Pada 1980-an, muncul generasi yang memantapkan diri di Israel, yang disebut "sejarawan baru" yang dikatakan Brenner: "mempertanyakan gagasan yang seringkali kebal terhadap kritik atau oposisi, kebenaran dasar, yang telah membentuk Israel secara resmi." Dalam hal ini mereka membahas tema,  konsekuensi berdirinya negara bagi warga Palestina – yang hingga hari ini menjadi topik yang sensitif dan sering diabaikan di Israel.

Kembali ke gagasan awal

"Tahun ini mungkin akan menjadi hari kemerdekaan paling politis dalam sejarah Israel," kata sosiolog Sznaider. Ratusan ribu orang telah turun ke jalan di Israel selama berminggu-minggu untuk berdemonstrasi menentang rencana restrukturisasi peradilan. Rencana itu masih ditangguhkan hingga saat ini, tetapi aksi protes tidak kunjung berhenti.

Para demonstran saat ini sedang mempertimbangkan untuk mengadakan upacara obor di Tel Aviv sebagai alternatif dari upacara di Yerusalem. Itu sebagai tanda bahwa mereka tidak merasa terwakili oleh pemerintah sayap kanan saat ini,dan bertujuan untuk membentuk masa depan yang berbeda bagi negara mereka.

"Akan ada dua hari kemerdekaan sekaligus," kata Sznaider. Ironisnya, kedua belah pihak melihat diri mereka dalam tradisi bapak dan ibu pendiri Israel. Selalu ada Zionis religius di antara Zionis. Pergerakan pemukim di wilayah pendudukan saat ini, juga dilihat sebagai tindak lanjut dari pemukiman negara pada tahun 1920-an. "Mereka mencoba menampilkan diri mereka sebagai semacam super-Zionis yang mencoba menuntaskan rencana gerakan Zionis sosial-demokratis yang awalnya sekuler, berhaluan kiri, dan sosial-demokratis," kata sejarawan Brenner.

Di pihak para demonstran, ada sesuatu dengan sangat berbeda. Setiap minggu, para demonstran secara sadar mengacu pada ide-ide pendirian negara dengan mengibarkan bendera dan menyerukan deklarasi kemerdekaan.

Mereka bersikeras pada asal-usul demokrasi Israel, sebuah negara bebas, negara hukum untuk semua warganya. Atau, seperti yang dikatakan sejarawan Tom Segev dalam wawancara di media Jerman, der Spiegel: "David Ben-Gurion mungkin akan marah dan kebingungan" jika dia melihat bagaimana masyarakat Israel saat ini.

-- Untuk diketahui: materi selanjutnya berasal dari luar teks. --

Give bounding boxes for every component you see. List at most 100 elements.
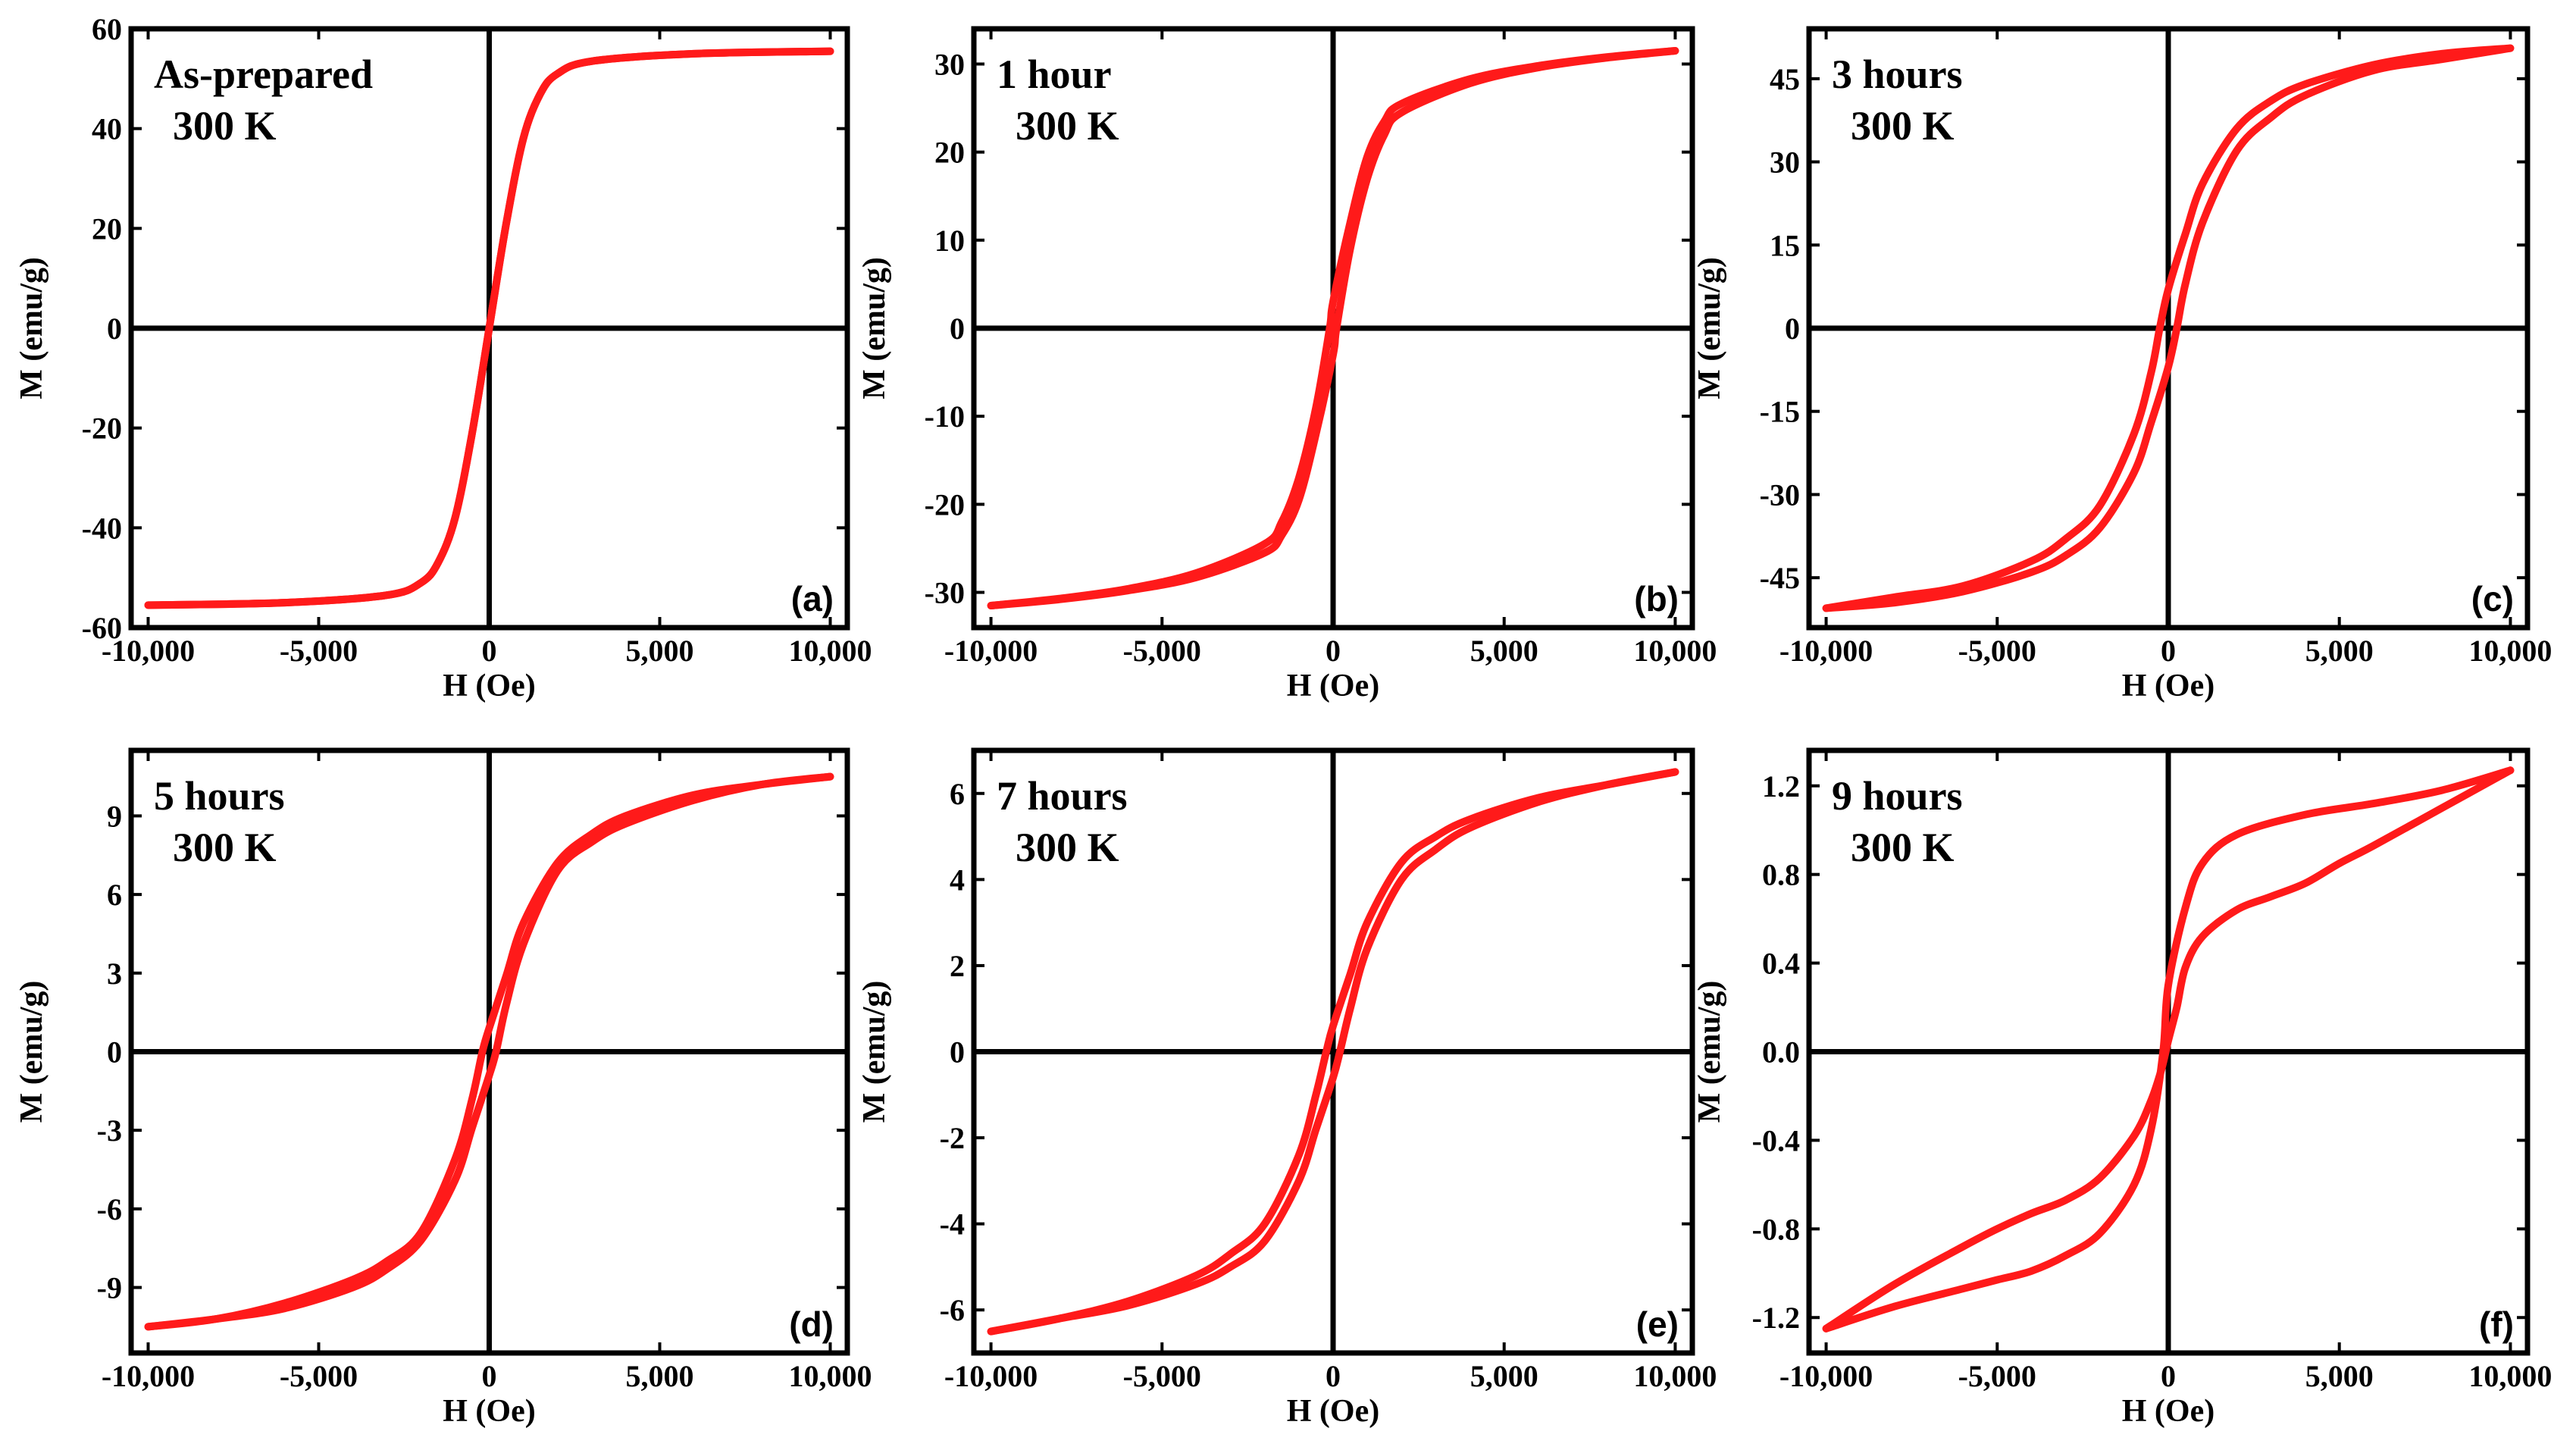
y-tick-label: 10 [934, 224, 965, 258]
y-tick-label: 2 [950, 949, 965, 983]
x-tick-label: 5,000 [626, 1359, 694, 1393]
y-tick-label: 0 [950, 312, 965, 346]
y-tick-label: 6 [107, 878, 122, 912]
y-tick-label: -45 [1760, 561, 1800, 595]
x-tick-label: 0 [1326, 634, 1341, 668]
hysteresis-curve-descending [1822, 44, 2515, 612]
x-tick-label: -5,000 [280, 634, 358, 668]
panel-temperature: 300 K [1016, 103, 1119, 149]
panel-e: -10,000 -5,000 0 5,000 10,000 -6 -4 -2 0 2 4 6 H (Oe… [857, 747, 1717, 1429]
panel-b: -10,000 -5,000 0 5,000 10,000 -30 -20 -10 0 10 20 3… [857, 26, 1717, 703]
y-tick-label: 4 [950, 863, 965, 897]
x-tick-label: -10,000 [1779, 634, 1873, 668]
x-axis-label: H (Oe) [1287, 669, 1379, 703]
y-tick-label: 0 [107, 1035, 122, 1069]
y-tick-label: -6 [97, 1192, 122, 1226]
panel-letter: (e) [1636, 1304, 1679, 1344]
y-tick-label: -10 [925, 399, 965, 434]
x-tick-label: -10,000 [102, 1359, 195, 1393]
y-tick-label: 0.4 [1762, 947, 1800, 981]
y-tick-label: -0.4 [1752, 1123, 1800, 1157]
x-tick-label: 10,000 [2468, 1359, 2552, 1393]
panel-title: 9 hours [1832, 773, 1963, 819]
x-axis-label: H (Oe) [2122, 1394, 2214, 1429]
y-tick-label: -40 [82, 511, 122, 545]
y-tick-label: 45 [1770, 62, 1800, 96]
panel-c: -10,000 -5,000 0 5,000 10,000 -45 -30 -15 0 15 30 4… [1692, 26, 2552, 703]
x-tick-label: 10,000 [1633, 634, 1717, 668]
panel-title: 7 hours [997, 773, 1128, 819]
y-tick-label: -1.2 [1752, 1301, 1800, 1335]
x-tick-label: -5,000 [280, 1359, 358, 1393]
hysteresis-curve-ascending [987, 47, 1679, 609]
y-tick-label: 0.0 [1762, 1035, 1800, 1069]
y-tick-label: 30 [1770, 146, 1800, 180]
y-tick-label: -15 [1760, 395, 1800, 429]
x-tick-label: -5,000 [1123, 1359, 1201, 1393]
y-tick-label: 3 [107, 957, 122, 991]
y-tick-label: 0.8 [1762, 858, 1800, 892]
y-axis-label: M (emu/g) [1692, 257, 1727, 399]
hysteresis-curve-descending [987, 768, 1679, 1336]
x-tick-label: 5,000 [2305, 1359, 2374, 1393]
x-tick-label: 5,000 [1470, 634, 1538, 668]
hysteresis-curve-ascending [144, 47, 834, 609]
panel-letter: (c) [2471, 579, 2514, 619]
x-tick-label: -10,000 [1779, 1359, 1873, 1393]
panel-title: As-prepared [154, 52, 373, 97]
panel-temperature: 300 K [1851, 825, 1955, 870]
x-tick-label: -10,000 [102, 634, 195, 668]
x-tick-label: 5,000 [626, 634, 694, 668]
panel-title: 1 hour [997, 52, 1112, 97]
y-tick-label: 9 [107, 799, 122, 833]
y-tick-label: 20 [92, 211, 122, 246]
x-tick-label: -10,000 [944, 634, 1038, 668]
panel-f: -10,000 -5,000 0 5,000 10,000 -1.2 -0.8 -0.4 0.0… [1692, 747, 2552, 1429]
panel-temperature: 300 K [173, 103, 277, 149]
hysteresis-curve-ascending [987, 768, 1679, 1336]
y-tick-label: -4 [940, 1207, 965, 1242]
y-tick-label: -9 [97, 1271, 122, 1305]
x-tick-label: 0 [482, 1359, 497, 1393]
x-tick-label: 0 [1326, 1359, 1341, 1393]
x-tick-label: 10,000 [1633, 1359, 1717, 1393]
panel-letter: (d) [789, 1304, 834, 1344]
x-axis-label: H (Oe) [443, 1394, 535, 1429]
x-tick-label: -5,000 [1123, 634, 1201, 668]
x-tick-label: 10,000 [2468, 634, 2552, 668]
panel-temperature: 300 K [1016, 825, 1119, 870]
y-tick-label: 40 [92, 112, 122, 146]
panel-d: -10,000 -5,000 0 5,000 10,000 -9 -6 -3 0 3 6 9 H (Oe… [14, 747, 872, 1429]
panel-letter: (f) [2479, 1304, 2514, 1344]
y-axis-label: M (emu/g) [857, 981, 892, 1123]
y-tick-label: 0 [107, 312, 122, 346]
panel-letter: (b) [1634, 579, 1679, 619]
y-axis-label: M (emu/g) [14, 981, 49, 1123]
panel-title: 3 hours [1832, 52, 1963, 97]
x-tick-label: 10,000 [789, 1359, 872, 1393]
y-tick-label: 1.2 [1762, 769, 1800, 803]
x-tick-label: -5,000 [1958, 634, 2036, 668]
y-tick-label: -0.8 [1752, 1212, 1800, 1246]
x-tick-label: -5,000 [1958, 1359, 2036, 1393]
y-tick-label: 20 [934, 136, 965, 170]
y-tick-label: -6 [940, 1293, 965, 1327]
y-tick-label: 30 [934, 47, 965, 81]
x-axis-label: H (Oe) [2122, 669, 2214, 703]
x-tick-label: 0 [2161, 1359, 2176, 1393]
y-tick-label: -2 [940, 1121, 965, 1155]
hysteresis-curve-ascending [1822, 766, 2515, 1333]
x-tick-label: -10,000 [944, 1359, 1038, 1393]
y-tick-label: -20 [82, 412, 122, 446]
y-axis-label: M (emu/g) [857, 257, 892, 399]
x-axis-label: H (Oe) [443, 669, 535, 703]
y-tick-label: 0 [950, 1035, 965, 1069]
y-axis-label: M (emu/g) [14, 257, 49, 399]
y-axis-label: M (emu/g) [1692, 981, 1727, 1123]
y-tick-label: -60 [82, 611, 122, 645]
hysteresis-curve-ascending [144, 772, 834, 1331]
y-tick-label: 15 [1770, 228, 1800, 262]
y-tick-label: 6 [950, 777, 965, 811]
panel-letter: (a) [791, 579, 834, 619]
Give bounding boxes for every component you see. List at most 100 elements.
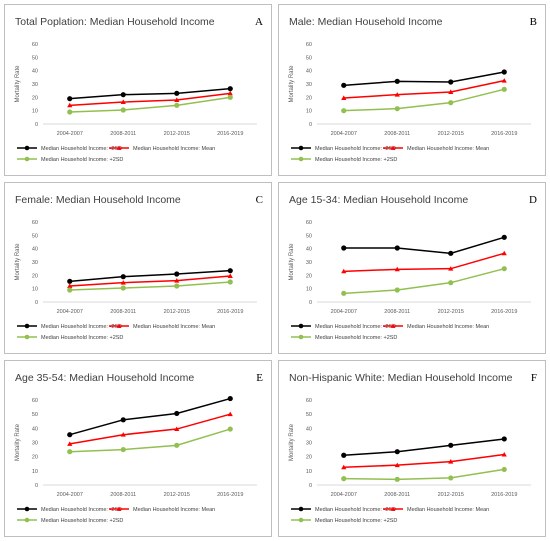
x-tick-label: 2008-2011 (110, 492, 136, 498)
data-point (341, 464, 347, 470)
data-point (67, 109, 73, 115)
data-point (67, 449, 73, 455)
y-tick-label: 10 (306, 109, 312, 115)
data-point (227, 395, 233, 402)
data-point (341, 476, 347, 482)
legend-swatch-marker (298, 517, 304, 523)
data-point (341, 290, 347, 296)
y-tick-label: 30 (32, 441, 38, 447)
legend-swatch-marker (116, 506, 122, 511)
y-tick-label: 0 (309, 483, 312, 489)
y-tick-label: 10 (32, 287, 38, 293)
series-line (69, 428, 231, 453)
data-point (448, 459, 454, 464)
x-tick-label: 2008-2011 (384, 309, 410, 315)
y-tick-label: 10 (306, 469, 312, 475)
data-point (394, 245, 400, 251)
data-point (341, 452, 347, 458)
chart-title: Female: Median Household Income (15, 194, 181, 206)
x-tick-label: 2016-2019 (491, 131, 517, 137)
data-point (394, 287, 400, 293)
panel-letter: E (256, 372, 263, 384)
data-point (501, 86, 507, 92)
x-tick-label: 2016-2019 (217, 492, 243, 498)
panel-letter: D (529, 194, 537, 206)
y-tick-label: 20 (306, 95, 312, 101)
legend-label: Median Household Income: Mean (407, 507, 489, 513)
data-point (67, 432, 73, 438)
x-tick-label: 2016-2019 (491, 309, 517, 315)
y-tick-label: 0 (309, 122, 312, 128)
series-line (343, 252, 505, 273)
series-line (343, 468, 505, 481)
y-tick-label: 10 (306, 287, 312, 293)
legend-label: Median Household Income: +2SD (41, 518, 123, 524)
legend-swatch-marker (24, 334, 30, 340)
data-point (67, 441, 73, 446)
data-point (174, 271, 180, 277)
series-line (69, 92, 231, 107)
y-tick-label: 0 (35, 483, 38, 489)
data-point (174, 442, 180, 448)
legend-label: Median Household Income: +2SD (41, 157, 123, 163)
y-axis-label: Mortality Rate (289, 243, 295, 281)
legend-swatch-marker (390, 145, 396, 150)
legend-label: Median Household Income: Mean (133, 324, 215, 330)
data-point (227, 279, 233, 285)
y-tick-label: 30 (306, 441, 312, 447)
y-tick-label: 50 (306, 233, 312, 239)
y-tick-label: 60 (306, 42, 312, 48)
data-point (120, 285, 126, 291)
data-point (448, 475, 454, 481)
legend-label: Median Household Income: -2SD (41, 146, 122, 152)
x-tick-label: 2012-2015 (164, 309, 190, 315)
x-tick-label: 2008-2011 (110, 131, 136, 137)
legend-swatch-marker (116, 323, 122, 328)
chart-title: Male: Median Household Income (289, 16, 443, 28)
y-tick-label: 30 (32, 82, 38, 88)
x-tick-label: 2004-2007 (331, 309, 357, 315)
data-point (341, 268, 347, 274)
y-tick-label: 0 (35, 122, 38, 128)
data-point (394, 449, 400, 455)
y-tick-label: 40 (32, 247, 38, 253)
data-point (67, 278, 73, 284)
panel-letter: F (531, 372, 537, 384)
legend-swatch-marker (24, 517, 30, 523)
y-tick-label: 30 (32, 260, 38, 266)
data-point (448, 79, 454, 85)
series-line (69, 413, 231, 445)
x-tick-label: 2008-2011 (384, 492, 410, 498)
chart-panel-f: Non-Hispanic White: Median Household Inc… (278, 360, 546, 537)
x-tick-label: 2004-2007 (57, 492, 83, 498)
y-tick-label: 0 (309, 300, 312, 306)
data-point (394, 476, 400, 482)
series-line (343, 79, 505, 99)
series-line (69, 275, 231, 287)
legend-swatch-marker (24, 156, 30, 162)
data-point (227, 94, 233, 100)
data-point (341, 82, 347, 88)
y-tick-label: 50 (32, 55, 38, 61)
y-axis-label: Mortality Rate (15, 243, 21, 281)
x-tick-label: 2004-2007 (331, 131, 357, 137)
data-point (227, 90, 233, 96)
y-tick-label: 60 (32, 398, 38, 404)
data-point (120, 446, 126, 453)
x-tick-label: 2008-2011 (110, 309, 136, 315)
y-tick-label: 50 (306, 55, 312, 61)
y-tick-label: 20 (32, 95, 38, 101)
y-tick-label: 40 (32, 426, 38, 432)
data-point (394, 462, 400, 468)
legend-label: Median Household Income: -2SD (315, 324, 396, 330)
y-tick-label: 50 (306, 412, 312, 418)
legend-swatch-marker (24, 506, 30, 512)
x-tick-label: 2012-2015 (438, 309, 464, 315)
chart-panel-e: Age 35-54: Median Household Income E Morta… (4, 360, 272, 537)
legend-label: Median Household Income: Mean (407, 324, 489, 330)
legend-label: Median Household Income: -2SD (41, 507, 122, 513)
chart-title: Non-Hispanic White: Median Household Inc… (289, 372, 513, 384)
y-tick-label: 20 (32, 455, 38, 461)
chart-title: Age 15-34: Median Household Income (289, 194, 468, 206)
legend-swatch-marker (298, 156, 304, 162)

Bagi sejarawan Michael Brenner, situasi aktual di Israel saat ini, kembali mencuatan ketegangan lama yang selalu ada dalam gerakan Zionis. "Saya bisa katakan, banyak perpecahan dalam masyarakat Israel yang sudah terjadi sejak awal, dan mungkin merupakan keajaiban kecil bahwa butuh 75 tahun bagi mereka untuk makin terpecah begitu tajam."

Di setiap aksi demonstrasi, para pengunjuk rasa menyanyikan Hatikva, lagu kebangsaan Israel. "Sebuah bait dari lagu kebangsaan Israel mengatakan, untuk menjadi orang bebas di negara Anda sendiri," kata Sznaider. "Saat ini, ada dua definisi berbeda tentang apa artinya: menjadi orang bebas di negeri sendiri." (ap/as)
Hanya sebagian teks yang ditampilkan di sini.